Mrs Waterland rose to the spinet and played a brisk, introductory arpeggio that was the signal for me to seize Eliza’s hand and lead her into a minuet. Imagine us, if you can, in the open ground between a card table and the sofa, with heads a-droop like a couple of cabbage roses buckling under the weight of their beauty, as we set off on our serpentine course. Our display was designed to impress Eliza upon Tobias Barfield and I was as tense as the high-pitched strings, excruciatingly attuned to the potential for a misstep. I thought it likely that Barfield’s family would boil itself in oil before it lowered to a girl sullied by mercantile connections, but Mrs Waterland was determined to contract her daughter with an estate, and no avenue should be left untried.

The brittle music hammered on and Eliza and I stepped and bowed and exchanged wistful over-the-shoulder glances, as a girl dancing a minuet should, as if to intimate that we were slightly sorry about the recent death by duel of our twin admirers – and it seemed that we might come through the thing unscathed. But inevitably, the effort of keeping time got the better of Eliza. She stumbled and dropped my hand, so that the shape of the dance was broken. She said, ‘Oh dear,’ in response to my glare and began to giggle. It was absurd to allow her clumsiness to annoy me so, since I could not care less if Barfield were impressed. Perhaps what upset me was that she was at liberty to make a hash of things, whereas I must be responsible for the success of our performance.

*

At last I feel able to come shakily to my feet – and narrowly miss being brained by the swinging boom. It is the captain who has hauled me by the arm out of its way. He is not interested in my gratitude. He roars instead at the second mate, Mr Robinson, who is at the tiller – ‘By almighty God, what kind of shoddy gybe was that, Robinson? The sail was not pulled in!’ – and at another hand, small, dark and cat-like – I think his name is Dubois – ‘You did not slacken the stays, you dolt! You might have cracked the topmast or the boom.’
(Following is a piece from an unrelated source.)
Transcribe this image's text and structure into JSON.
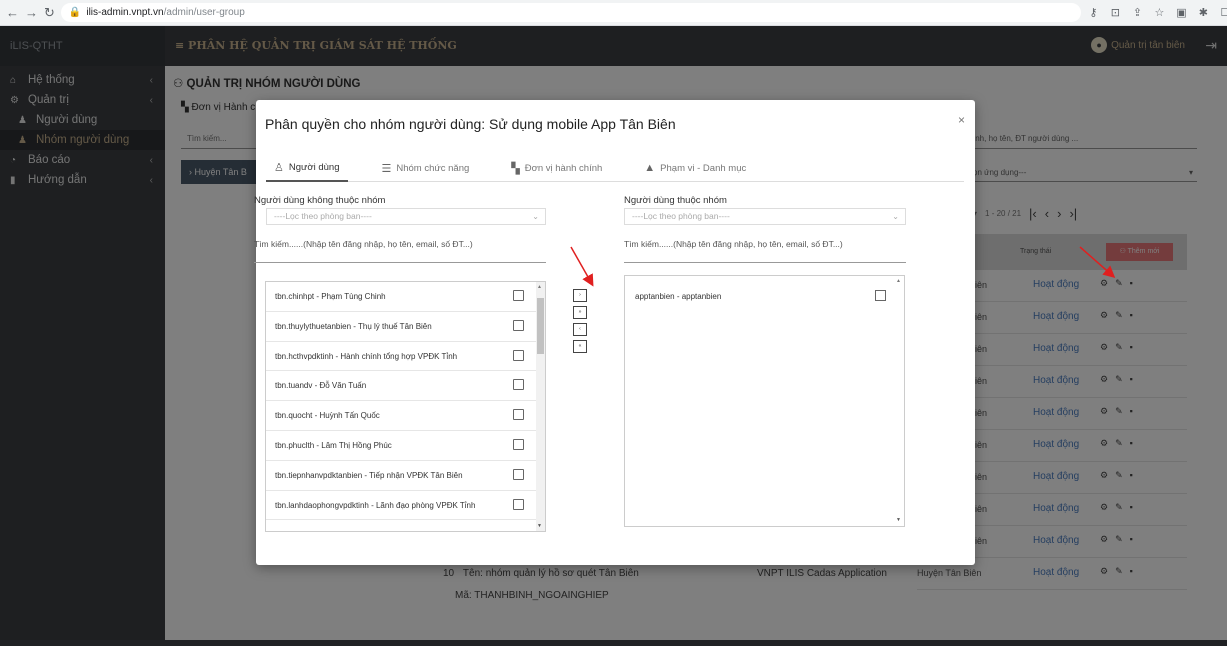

The captain’s appearance is very stark, a black shape imprinted on the softer dark of the sky. Bareheaded, he stands like a pylon on legs wide apart, braced against the rise and fall of the boat. His hair dives around and about like a collection of innumerable sail ties, his coat swells as he takes a couple of strides towards Dubois, who is fumbling at the boom. The captain seizes Dubois by the front of his shirt and almost lifts him off his feet. ‘Drunk are you, by God?’ I hear him snarl. In a few brief hours I have already learned that the captain is partial to sarcasm, and so I suppose I expect him to wound the blundering hand with a cutting remark. But he does not. He has walked Dubois back towards the rail and then in one fluid movement he hoists him up and throws him overboard. There is a flat, dead sound of a splash. I cannot believe what I have just seen. ‘Break the mast,’ the captain shouts, ‘and this is what will happen to us all.’ He turns on his heel – and catches sight of me with mouth hanging open, appalled.